But does that mean you need to totally change your workout plan? Not necessarily.

If you’re hitting a plateau but don’t want to re-engineer an entire workout, there is something simple you can do to help bust through that barrier: Add drop sets.

The drop set is the ultimate finisher. It’s quick, easy and will blow you out in a good way. Best of all, if you’re lifting with intensity, drop sets will help get you to the next level.

So what is it? It goes like this:

1. Select an exercise. Your target is a set number of reps. In this case, we’ll say your drop set will have 30 reps.

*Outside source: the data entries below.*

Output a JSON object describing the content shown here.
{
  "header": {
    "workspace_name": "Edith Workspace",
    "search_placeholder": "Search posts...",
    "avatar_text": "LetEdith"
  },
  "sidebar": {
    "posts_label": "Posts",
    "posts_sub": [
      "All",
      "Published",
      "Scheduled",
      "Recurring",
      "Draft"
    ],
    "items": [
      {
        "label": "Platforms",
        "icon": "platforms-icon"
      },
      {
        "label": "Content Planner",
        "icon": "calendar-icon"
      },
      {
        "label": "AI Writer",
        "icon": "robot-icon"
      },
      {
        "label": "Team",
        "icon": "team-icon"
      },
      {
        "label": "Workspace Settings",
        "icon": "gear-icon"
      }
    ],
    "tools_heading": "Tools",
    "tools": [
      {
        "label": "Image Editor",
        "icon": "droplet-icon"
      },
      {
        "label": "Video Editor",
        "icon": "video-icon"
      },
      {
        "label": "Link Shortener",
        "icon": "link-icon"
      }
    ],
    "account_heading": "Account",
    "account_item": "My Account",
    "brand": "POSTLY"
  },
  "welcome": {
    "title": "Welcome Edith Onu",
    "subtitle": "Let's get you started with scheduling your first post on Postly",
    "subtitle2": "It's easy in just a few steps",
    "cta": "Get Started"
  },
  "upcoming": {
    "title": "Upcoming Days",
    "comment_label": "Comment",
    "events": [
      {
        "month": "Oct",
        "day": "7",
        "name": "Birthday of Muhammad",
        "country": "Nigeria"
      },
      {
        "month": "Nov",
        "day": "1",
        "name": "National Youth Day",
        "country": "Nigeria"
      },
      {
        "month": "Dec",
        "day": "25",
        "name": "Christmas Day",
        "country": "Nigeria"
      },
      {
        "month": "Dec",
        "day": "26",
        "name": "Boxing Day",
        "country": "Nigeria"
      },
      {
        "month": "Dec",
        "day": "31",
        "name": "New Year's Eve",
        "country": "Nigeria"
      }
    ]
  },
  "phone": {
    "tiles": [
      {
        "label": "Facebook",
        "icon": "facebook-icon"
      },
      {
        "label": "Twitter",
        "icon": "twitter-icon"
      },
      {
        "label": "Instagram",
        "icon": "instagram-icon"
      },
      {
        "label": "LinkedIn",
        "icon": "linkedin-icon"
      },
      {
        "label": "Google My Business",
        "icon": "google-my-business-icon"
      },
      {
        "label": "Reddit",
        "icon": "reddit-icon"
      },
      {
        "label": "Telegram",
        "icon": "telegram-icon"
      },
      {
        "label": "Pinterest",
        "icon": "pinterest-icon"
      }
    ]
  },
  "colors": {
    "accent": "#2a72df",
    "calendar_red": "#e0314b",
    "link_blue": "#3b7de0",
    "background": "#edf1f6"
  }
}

2. Choose a weight in which it will be hard to get more than 10 reps. Do that exercise as many times as you can WITH GOOD FORM until you can do no more. Then quickly drop to the next lightest weight and keep going. Do not rest; immediately begin lifting again once the weight change is done. Keep dropping weight and repping until you hit 30. Then the drop set is done!

So it might be that with your initial weight, you get 8 reps. You drop it down 10 pounds and get 7 more. Then you go down another 10 pounds and eke out 6 reps before dropping another 10 pounds and grind out the last 9 reps. At this point, the target muscles should feel like jelly.

I prefer to do drop sets as the last thing I do on a particular body part during that workout. It’s a great way to finish, and since you’re already fatigued the ego factor of wanting to push big weight is out the window.

So how might this work? I find with most exercises, machines actually work best (rare for me to admit when it comes to weight training). The reason: It’s easier and quicker to switch weights on a machine than it is to change plates. And there are some exercises that are not conducive to drop sets.

Here’s how I break it down:

Chest: Pec deck. Simple when it comes to changing weights and it’s safe under fatigue. You could also do cable flies.

Back: This is a tough one, but lat pulls or seated machine rows work best here. You could also do one-hand cable rows.

Shoulders: Logic would advise a shoulder press machine, but here is where we go back to free weights. Run the rack with dumbbell lateral delt flies, go slow and don’t break form. Using momentum to lift the weight should be avoided.

Biceps: You could run the rack with standing dumbbell bicep curls or, for greater efficiency, have a seat on the preacher curl machine.

Triceps: Cable push-downs. Hands down.

Quads: Leg extensions. Safe, stable and isolating.

Hamstrings: Seated or lying hamstring curls, again on the machine.

There are some exercises which I believe are NOT suitable for drop sets. Repping to fatigue or failure on them could lead to injury, especially at the tail end of a workout. Among those I’d include any kind of barbell bench press or dumbbell press, any kind of squat, any form of deadlift, and all Olympic lifts. I’d also steer clear of leg presses, though they are not as risky as the ones previously mentioned.

In any case, these exercises should be the core of what you do in a workout, not a finisher.

You might also notice I left out calves and abs. Abs are a whole other animal, so they’re not going to be a part of this for a lot of reasons (“abs” entail various muscles in the trunk that need to be exercised in different ways, and if you really want to work them, mix repped ab work with various planking exercises). Machine calf raises could be worked into a drop set form, but if you’re doing any sort of cross-training or running those calves are going to get hammered anyway. I’d say only a bodybuilder would truly be interested in finding a way to work drop sets into calf work.

Those thoughts aside, what I really like about the drop set is it will spur meaningful muscle growth no matter what your strength-training goal is. So give it a shot. Let me know what you think.